Philadelphia has roughly 580,000 taxable parcels, according to city budget documents. Estimates from people familiar with the database — though the city has not released an official audit figure — suggest the duplicate-image problem affects at least several thousand records. Even a small percentage of a database that size translates into significant real-world friction for the title industry. Stewart Title and Fidelity National Title, both of which maintain Philadelphia-area offices, have flagged data-quality issues in their own communications with the state Insurance Department, though neither company has released public statements about the scope of the problem locally.
What the City Says It's Doing
The Office of Property Assessment began a structured deduplication project in late 2025, according to city budget justification documents submitted to City Council during the fiscal year 2026 appropriations process. The project involves cross-referencing image metadata against parcel coordinates and flagging records where a single image appears attached to properties more than two blocks apart — a proxy for likely error rather than legitimate shared-structure situations like twin homes on the same lot.
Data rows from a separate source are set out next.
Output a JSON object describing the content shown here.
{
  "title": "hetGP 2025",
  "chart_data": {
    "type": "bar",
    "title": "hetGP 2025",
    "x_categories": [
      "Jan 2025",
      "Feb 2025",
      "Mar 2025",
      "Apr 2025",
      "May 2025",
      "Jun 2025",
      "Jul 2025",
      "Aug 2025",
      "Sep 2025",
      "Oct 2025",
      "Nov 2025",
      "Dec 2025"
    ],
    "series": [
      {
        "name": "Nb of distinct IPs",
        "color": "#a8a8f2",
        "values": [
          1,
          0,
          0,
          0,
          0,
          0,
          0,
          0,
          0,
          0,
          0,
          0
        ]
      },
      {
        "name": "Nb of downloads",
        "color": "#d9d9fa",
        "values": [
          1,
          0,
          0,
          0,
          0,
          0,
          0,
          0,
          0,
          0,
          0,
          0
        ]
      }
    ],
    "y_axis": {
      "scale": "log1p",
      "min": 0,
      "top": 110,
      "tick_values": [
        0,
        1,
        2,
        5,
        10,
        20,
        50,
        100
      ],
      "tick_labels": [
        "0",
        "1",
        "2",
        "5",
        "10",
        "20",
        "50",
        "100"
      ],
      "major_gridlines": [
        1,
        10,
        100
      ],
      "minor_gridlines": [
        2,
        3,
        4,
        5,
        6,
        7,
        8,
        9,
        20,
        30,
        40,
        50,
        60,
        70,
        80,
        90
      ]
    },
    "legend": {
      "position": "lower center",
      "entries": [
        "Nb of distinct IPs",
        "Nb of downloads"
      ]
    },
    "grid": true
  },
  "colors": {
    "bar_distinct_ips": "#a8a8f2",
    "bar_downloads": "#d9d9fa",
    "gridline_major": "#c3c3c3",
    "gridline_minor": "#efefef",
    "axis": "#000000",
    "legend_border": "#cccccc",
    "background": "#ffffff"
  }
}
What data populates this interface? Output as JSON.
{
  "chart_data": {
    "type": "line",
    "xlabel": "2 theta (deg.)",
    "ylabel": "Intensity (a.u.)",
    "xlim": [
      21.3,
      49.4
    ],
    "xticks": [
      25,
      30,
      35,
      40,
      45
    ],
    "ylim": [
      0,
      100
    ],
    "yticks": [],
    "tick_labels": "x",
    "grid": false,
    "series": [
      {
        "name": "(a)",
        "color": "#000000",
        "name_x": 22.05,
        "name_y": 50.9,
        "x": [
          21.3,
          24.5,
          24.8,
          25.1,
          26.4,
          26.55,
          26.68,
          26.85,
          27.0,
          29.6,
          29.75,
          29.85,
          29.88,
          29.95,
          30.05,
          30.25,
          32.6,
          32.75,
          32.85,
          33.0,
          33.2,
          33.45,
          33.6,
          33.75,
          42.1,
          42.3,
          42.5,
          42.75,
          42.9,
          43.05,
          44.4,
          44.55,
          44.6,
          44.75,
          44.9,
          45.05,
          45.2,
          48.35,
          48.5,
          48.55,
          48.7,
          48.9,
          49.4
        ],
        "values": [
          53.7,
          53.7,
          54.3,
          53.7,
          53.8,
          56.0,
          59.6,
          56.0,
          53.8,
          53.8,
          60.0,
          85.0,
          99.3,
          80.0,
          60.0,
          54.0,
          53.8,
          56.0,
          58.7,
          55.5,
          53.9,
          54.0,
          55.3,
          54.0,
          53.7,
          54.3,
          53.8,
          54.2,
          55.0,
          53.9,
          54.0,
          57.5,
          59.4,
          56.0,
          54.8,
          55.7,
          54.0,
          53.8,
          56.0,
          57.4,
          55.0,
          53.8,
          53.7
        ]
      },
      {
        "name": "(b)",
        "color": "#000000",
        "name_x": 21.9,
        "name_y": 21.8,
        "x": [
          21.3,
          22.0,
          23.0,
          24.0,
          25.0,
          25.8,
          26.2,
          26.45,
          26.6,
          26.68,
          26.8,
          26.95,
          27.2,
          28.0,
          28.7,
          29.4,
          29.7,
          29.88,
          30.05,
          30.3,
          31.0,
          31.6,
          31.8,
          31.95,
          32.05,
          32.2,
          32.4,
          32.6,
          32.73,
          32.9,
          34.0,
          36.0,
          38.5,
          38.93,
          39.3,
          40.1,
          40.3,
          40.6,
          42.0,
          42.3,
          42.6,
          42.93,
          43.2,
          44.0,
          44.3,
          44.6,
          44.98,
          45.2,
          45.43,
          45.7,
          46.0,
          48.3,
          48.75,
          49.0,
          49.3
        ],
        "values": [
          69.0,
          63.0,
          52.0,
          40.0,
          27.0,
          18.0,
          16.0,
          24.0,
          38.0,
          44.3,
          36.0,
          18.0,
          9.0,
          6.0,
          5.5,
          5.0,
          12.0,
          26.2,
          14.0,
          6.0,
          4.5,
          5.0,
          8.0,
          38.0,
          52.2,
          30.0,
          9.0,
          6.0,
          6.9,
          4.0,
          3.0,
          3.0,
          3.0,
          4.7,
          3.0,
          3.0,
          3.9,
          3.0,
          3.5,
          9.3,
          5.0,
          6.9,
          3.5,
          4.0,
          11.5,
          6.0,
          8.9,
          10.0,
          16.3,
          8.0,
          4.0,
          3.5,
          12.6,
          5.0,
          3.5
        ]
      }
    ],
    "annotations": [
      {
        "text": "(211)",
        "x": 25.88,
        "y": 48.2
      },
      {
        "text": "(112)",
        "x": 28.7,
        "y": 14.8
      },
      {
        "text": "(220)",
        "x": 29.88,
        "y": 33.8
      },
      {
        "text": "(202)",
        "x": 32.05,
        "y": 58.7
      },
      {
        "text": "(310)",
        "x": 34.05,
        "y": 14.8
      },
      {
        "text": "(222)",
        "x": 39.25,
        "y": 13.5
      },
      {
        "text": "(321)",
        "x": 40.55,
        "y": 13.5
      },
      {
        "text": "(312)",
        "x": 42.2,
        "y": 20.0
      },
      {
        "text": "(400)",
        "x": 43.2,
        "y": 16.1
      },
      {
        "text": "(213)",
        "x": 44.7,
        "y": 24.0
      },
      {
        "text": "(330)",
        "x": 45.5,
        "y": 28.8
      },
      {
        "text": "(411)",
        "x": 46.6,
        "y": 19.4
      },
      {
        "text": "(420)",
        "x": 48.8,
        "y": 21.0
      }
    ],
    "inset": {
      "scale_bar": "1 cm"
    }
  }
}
The Philadelphia City Planning Commission, at 1515 Arch Street, has been pulled into the effort because its own parcel layer — used for zoning and land-use decisions — draws from the same underlying data. Staff there have been reconciling discrepancies manually in some instances, according to public budget testimony from the spring 2026 hearing cycle.
For residents with an active assessment appeal pending before the Board of Revision of Taxes, the practical advice from tax attorneys familiar with the process is straightforward: if the photograph attached to your parcel record is visibly wrong, submit your own dated photographs with your appeal packet and note the discrepancy explicitly. The board accepts supplemental photographic evidence. Don't assume the city's image on file reflects your property accurately — right now, there's a measurable chance it doesn't.
The city has not announced a completion date for the deduplication project. Given the scale of the database and the limited staffing dedicated to it, the work is expected to continue well into 2027.